I asked him again to tell me the story of that night in Albany twelve days earlier. I wanted him to relax, so I suggested he begin with the events in his life that had led up to that night, and he did.
20
"By the time i met steve kleckner, i wasn't tricking a whole lot," Billy Blount began. "Maybe once every five or six weeks. I used to, when I first came out in Albany. I was nineteen then, and God, in the summertime when SUNY was out, I'd be in the park almost every night. I was really man-crazy then, and pretty reckless, and some of the people I went home with you wouldn't believe—kids, old guys, married guys, anything male.

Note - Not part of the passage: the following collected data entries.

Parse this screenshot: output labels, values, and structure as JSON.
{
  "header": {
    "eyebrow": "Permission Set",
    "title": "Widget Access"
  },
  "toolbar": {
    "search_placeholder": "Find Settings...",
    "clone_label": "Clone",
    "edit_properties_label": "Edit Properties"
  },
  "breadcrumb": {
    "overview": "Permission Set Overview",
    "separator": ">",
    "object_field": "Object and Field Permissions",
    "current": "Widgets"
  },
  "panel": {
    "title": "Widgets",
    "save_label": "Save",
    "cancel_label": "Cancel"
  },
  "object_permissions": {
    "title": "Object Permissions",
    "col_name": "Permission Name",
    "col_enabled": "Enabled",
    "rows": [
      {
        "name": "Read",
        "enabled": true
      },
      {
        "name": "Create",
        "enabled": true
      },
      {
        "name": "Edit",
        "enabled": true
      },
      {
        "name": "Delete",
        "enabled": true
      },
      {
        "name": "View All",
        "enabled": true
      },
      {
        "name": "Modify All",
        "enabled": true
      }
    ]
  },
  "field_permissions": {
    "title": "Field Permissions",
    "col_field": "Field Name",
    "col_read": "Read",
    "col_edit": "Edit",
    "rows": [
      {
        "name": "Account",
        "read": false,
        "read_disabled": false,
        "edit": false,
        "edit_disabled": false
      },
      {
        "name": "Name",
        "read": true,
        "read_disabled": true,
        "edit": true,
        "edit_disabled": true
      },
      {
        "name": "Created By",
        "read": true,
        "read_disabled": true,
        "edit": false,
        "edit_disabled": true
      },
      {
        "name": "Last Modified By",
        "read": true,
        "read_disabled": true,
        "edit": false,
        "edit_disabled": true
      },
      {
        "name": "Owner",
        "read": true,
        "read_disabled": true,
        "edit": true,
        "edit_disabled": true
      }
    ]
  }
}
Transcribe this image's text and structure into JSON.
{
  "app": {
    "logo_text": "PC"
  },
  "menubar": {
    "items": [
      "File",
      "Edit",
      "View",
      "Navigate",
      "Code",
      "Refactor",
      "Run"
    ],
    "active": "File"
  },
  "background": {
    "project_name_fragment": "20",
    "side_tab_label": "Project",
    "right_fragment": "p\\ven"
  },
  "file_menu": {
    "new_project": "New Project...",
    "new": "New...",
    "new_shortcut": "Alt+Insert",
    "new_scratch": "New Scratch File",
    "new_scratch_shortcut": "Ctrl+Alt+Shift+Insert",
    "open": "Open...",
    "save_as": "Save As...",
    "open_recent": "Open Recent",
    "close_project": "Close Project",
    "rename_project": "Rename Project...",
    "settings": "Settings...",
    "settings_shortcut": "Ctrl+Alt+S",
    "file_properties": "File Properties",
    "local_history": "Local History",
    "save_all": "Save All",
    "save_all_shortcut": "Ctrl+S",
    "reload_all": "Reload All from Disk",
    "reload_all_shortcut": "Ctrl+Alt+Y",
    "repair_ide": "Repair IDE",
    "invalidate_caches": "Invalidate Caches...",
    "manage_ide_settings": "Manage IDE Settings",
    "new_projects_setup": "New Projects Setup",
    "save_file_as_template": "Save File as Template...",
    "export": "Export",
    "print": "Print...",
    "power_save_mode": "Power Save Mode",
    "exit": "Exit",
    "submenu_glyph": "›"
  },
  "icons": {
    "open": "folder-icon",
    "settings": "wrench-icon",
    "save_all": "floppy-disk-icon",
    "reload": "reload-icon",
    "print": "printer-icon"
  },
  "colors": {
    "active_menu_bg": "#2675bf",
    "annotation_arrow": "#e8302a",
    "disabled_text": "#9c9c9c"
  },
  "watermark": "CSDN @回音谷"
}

Sewickley Oaks was supposed to turn me straight, but when I came out of that place, I had the worst case of every-night fever you ever heard of.
"It wasn't just sex. At first it was, and I guess that was the most important part of it—I loved sex then, and needed it, quite a bit more than I do now—but after I joined the alliance in seventy, a big reason I wanted to meet people was to recruit them into the movement. That was probably part rationalization, I know—don't laugh—but at the time I was very serious about it. All the alliance people ever did was march up and down State Street, and I had this idea there were other gays in Albany who were ready to do more—maybe something like the FFF—and I was going to find these guys and get something
going. I never did, though. The people I met were too young, or too old, they thought, or too scared, or too fucked up. I did meet some nice people, though, and I had a couple of relationships with guys I saw pretty regularly until either the other guy moved away or one or the other of us just lost interest and stopped calling. You know how that works.

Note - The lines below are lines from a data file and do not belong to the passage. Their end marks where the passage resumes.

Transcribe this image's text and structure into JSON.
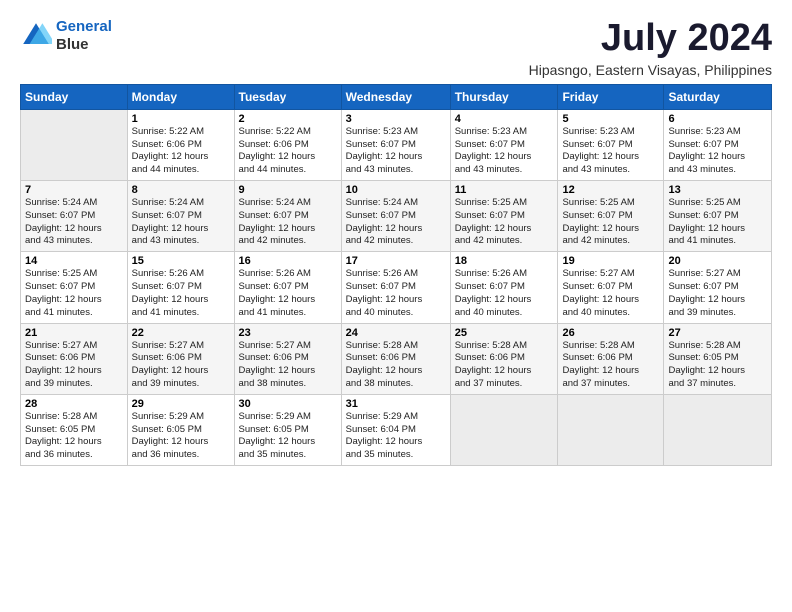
{
  "logo": {
    "line1": "General",
    "line2": "Blue"
  },
  "title": "July 2024",
  "location": "Hipasngo, Eastern Visayas, Philippines",
  "days_header": [
    "Sunday",
    "Monday",
    "Tuesday",
    "Wednesday",
    "Thursday",
    "Friday",
    "Saturday"
  ],
  "weeks": [
    [
      {
        "num": "",
        "info": ""
      },
      {
        "num": "1",
        "info": "Sunrise: 5:22 AM\nSunset: 6:06 PM\nDaylight: 12 hours\nand 44 minutes."
      },
      {
        "num": "2",
        "info": "Sunrise: 5:22 AM\nSunset: 6:06 PM\nDaylight: 12 hours\nand 44 minutes."
      },
      {
        "num": "3",
        "info": "Sunrise: 5:23 AM\nSunset: 6:07 PM\nDaylight: 12 hours\nand 43 minutes."
      },
      {
        "num": "4",
        "info": "Sunrise: 5:23 AM\nSunset: 6:07 PM\nDaylight: 12 hours\nand 43 minutes."
      },
      {
        "num": "5",
        "info": "Sunrise: 5:23 AM\nSunset: 6:07 PM\nDaylight: 12 hours\nand 43 minutes."
      },
      {
        "num": "6",
        "info": "Sunrise: 5:23 AM\nSunset: 6:07 PM\nDaylight: 12 hours\nand 43 minutes."
      }
    ],
    [
      {
        "num": "7",
        "info": "Sunrise: 5:24 AM\nSunset: 6:07 PM\nDaylight: 12 hours\nand 43 minutes."
      },
      {
        "num": "8",
        "info": "Sunrise: 5:24 AM\nSunset: 6:07 PM\nDaylight: 12 hours\nand 43 minutes."
      },
      {
        "num": "9",
        "info": "Sunrise: 5:24 AM\nSunset: 6:07 PM\nDaylight: 12 hours\nand 42 minutes."
      },
      {
        "num": "10",
        "info": "Sunrise: 5:24 AM\nSunset: 6:07 PM\nDaylight: 12 hours\nand 42 minutes."
      },
      {
        "num": "11",
        "info": "Sunrise: 5:25 AM\nSunset: 6:07 PM\nDaylight: 12 hours\nand 42 minutes."
      },
      {
        "num": "12",
        "info": "Sunrise: 5:25 AM\nSunset: 6:07 PM\nDaylight: 12 hours\nand 42 minutes."
      },
      {
        "num": "13",
        "info": "Sunrise: 5:25 AM\nSunset: 6:07 PM\nDaylight: 12 hours\nand 41 minutes."
      }
    ],
    [
      {
        "num": "14",
        "info": "Sunrise: 5:25 AM\nSunset: 6:07 PM\nDaylight: 12 hours\nand 41 minutes."
      },
      {
        "num": "15",
        "info": "Sunrise: 5:26 AM\nSunset: 6:07 PM\nDaylight: 12 hours\nand 41 minutes."
      },
      {
        "num": "16",
        "info": "Sunrise: 5:26 AM\nSunset: 6:07 PM\nDaylight: 12 hours\nand 41 minutes."
      },
      {
        "num": "17",
        "info": "Sunrise: 5:26 AM\nSunset: 6:07 PM\nDaylight: 12 hours\nand 40 minutes."
      },
      {
        "num": "18",
        "info": "Sunrise: 5:26 AM\nSunset: 6:07 PM\nDaylight: 12 hours\nand 40 minutes."
      },
      {
        "num": "19",
        "info": "Sunrise: 5:27 AM\nSunset: 6:07 PM\nDaylight: 12 hours\nand 40 minutes."
      },
      {
        "num": "20",
        "info": "Sunrise: 5:27 AM\nSunset: 6:07 PM\nDaylight: 12 hours\nand 39 minutes."
      }
    ],
    [
      {
        "num": "21",
        "info": "Sunrise: 5:27 AM\nSunset: 6:06 PM\nDaylight: 12 hours\nand 39 minutes."
      },
      {
        "num": "22",
        "info": "Sunrise: 5:27 AM\nSunset: 6:06 PM\nDaylight: 12 hours\nand 39 minutes."
      },
      {
        "num": "23",
        "info": "Sunrise: 5:27 AM\nSunset: 6:06 PM\nDaylight: 12 hours\nand 38 minutes."
      },
      {
        "num": "24",
        "info": "Sunrise: 5:28 AM\nSunset: 6:06 PM\nDaylight: 12 hours\nand 38 minutes."
      },
      {
        "num": "25",
        "info": "Sunrise: 5:28 AM\nSunset: 6:06 PM\nDaylight: 12 hours\nand 37 minutes."
      },
      {
        "num": "26",
        "info": "Sunrise: 5:28 AM\nSunset: 6:06 PM\nDaylight: 12 hours\nand 37 minutes."
      },
      {
        "num": "27",
        "info": "Sunrise: 5:28 AM\nSunset: 6:05 PM\nDaylight: 12 hours\nand 37 minutes."
      }
    ],
    [
      {
        "num": "28",
        "info": "Sunrise: 5:28 AM\nSunset: 6:05 PM\nDaylight: 12 hours\nand 36 minutes."
      },
      {
        "num": "29",
        "info": "Sunrise: 5:29 AM\nSunset: 6:05 PM\nDaylight: 12 hours\nand 36 minutes."
      },
      {
        "num": "30",
        "info": "Sunrise: 5:29 AM\nSunset: 6:05 PM\nDaylight: 12 hours\nand 35 minutes."
      },
      {
        "num": "31",
        "info": "Sunrise: 5:29 AM\nSunset: 6:04 PM\nDaylight: 12 hours\nand 35 minutes."
      },
      {
        "num": "",
        "info": ""
      },
      {
        "num": "",
        "info": ""
      },
      {
        "num": "",
        "info": ""
      }
    ]
  ]
}
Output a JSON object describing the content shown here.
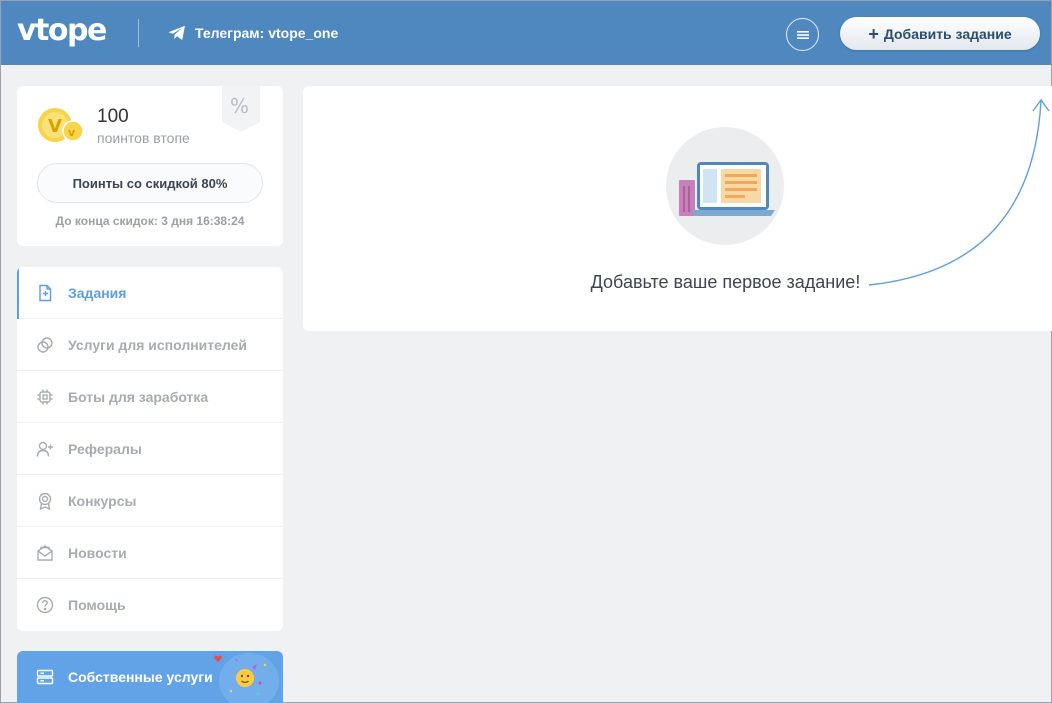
{
  "header": {
    "logo": "vtope",
    "telegram_label": "Телеграм: vtope_one",
    "add_task_label": "Добавить задание"
  },
  "points": {
    "value": "100",
    "label": "поинтов втопе",
    "discount_button": "Поинты со скидкой 80%",
    "timer": "До конца скидок: 3 дня 16:38:24",
    "discount_tag": "%"
  },
  "nav": {
    "items": [
      {
        "label": "Задания",
        "icon": "task-icon",
        "active": true
      },
      {
        "label": "Услуги для исполнителей",
        "icon": "services-icon",
        "active": false
      },
      {
        "label": "Боты для заработка",
        "icon": "chip-icon",
        "active": false
      },
      {
        "label": "Рефералы",
        "icon": "add-user-icon",
        "active": false
      },
      {
        "label": "Конкурсы",
        "icon": "award-icon",
        "active": false
      },
      {
        "label": "Новости",
        "icon": "mail-icon",
        "active": false
      },
      {
        "label": "Помощь",
        "icon": "help-icon",
        "active": false
      }
    ],
    "own_services": "Собственные услуги"
  },
  "main": {
    "empty_message": "Добавьте ваше первое задание!"
  },
  "colors": {
    "header": "#4e88bf",
    "accent": "#5b9ee1",
    "own_services_bg": "#62a3e8"
  }
}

"Anyway, this went on for—God, five years. Almost every night I was on the phone to somebody, or in the park—or in the bars; I'd started hitting the bars pretty regularly by then, even though I'm not much of a drinker. One night the Terminal, the next night the Bung Cellar—Mary-Mary's it was back then– and the next night back to the park.
"It was a pretty messy and wild kind of life, I know, and I didn't really wise up until after I picked up some weird, awful NSU and it took me nine fucking weeks to shake it! God, the VD clinic tried everything—tetracycline, penicillin, Septra DS, the works—but for nine weeks whenever I pissed, it was like pissing needles. I always had these little plastic vials of pills in my pockets, and when I went dancing it sounded like castanets.
"It was really a very chastening experience, and after the NSU went away, whatever it was, I slowed down quite a bit. Maybe it was for the wrong reasons, but anyway I decided to start paying less attention to gay men's bodies and even more attention to their fucked-up minds. I tried to get the alliance moving—I was chairman of the political-action committee by then—but those guys are such a bunch of old ladies, I couldn't get them to budge. I wanted to zap the State Assembly and they wanted to put on luncheons. I saw that I was wasting my time with that DAR chapter they were running over there, so I dropped out. I almost went to California to join Kurt and the FFF, but they were having their own troubles by then and splitting up, so I decided to stay in Albany for a while longer.